While the nation’s big insurers all rely on their own agent forces, with China Life Insurance Co. and Ping An Insurance (Group) Co. each hiring more than 1 million agents, agencies at the forum in Beijing were optimistic they can help Anbang spur long-term policy sales by forming strategic alliances to sell tailored products.

“You can sail in a borrowed boat,” said Chen Shaohua, a general manager at YingHai Insurance Agency Co., using a Chinese idiom which means success can be found by employing outside help. Assuming it can develop the right products and has government support, “Anbang can rise again in a year,” she said.

Stability Concern

Rapid expansion with external agencies that also sell other insurers’ policies means Anbang will need to have a suite of competitive products and commissions, according to Steven Lam, a Hong Kong-based analyst with Bloomberg Intelligence. Stability of agency relationships can be a concern, he said.

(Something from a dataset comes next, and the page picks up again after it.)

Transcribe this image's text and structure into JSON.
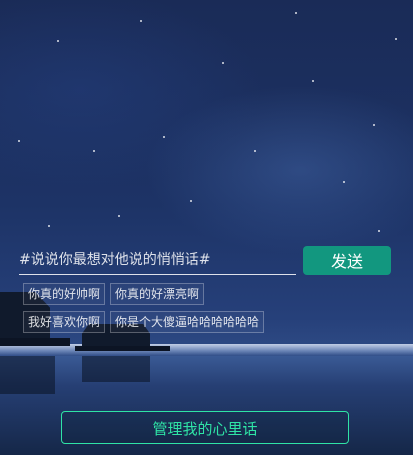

James Chang, the head of PricewaterhouseCoopers LLP’s China financial services consulting practice, said it’s important for firms to seek cooperation in the digital era because many insurance services can be outsourced.

By working with external partners, “everybody becomes more professional, more efficient, and customer experience can also improve,” he said. “The key is at the implementation level, and how to achieve a seamless connection.”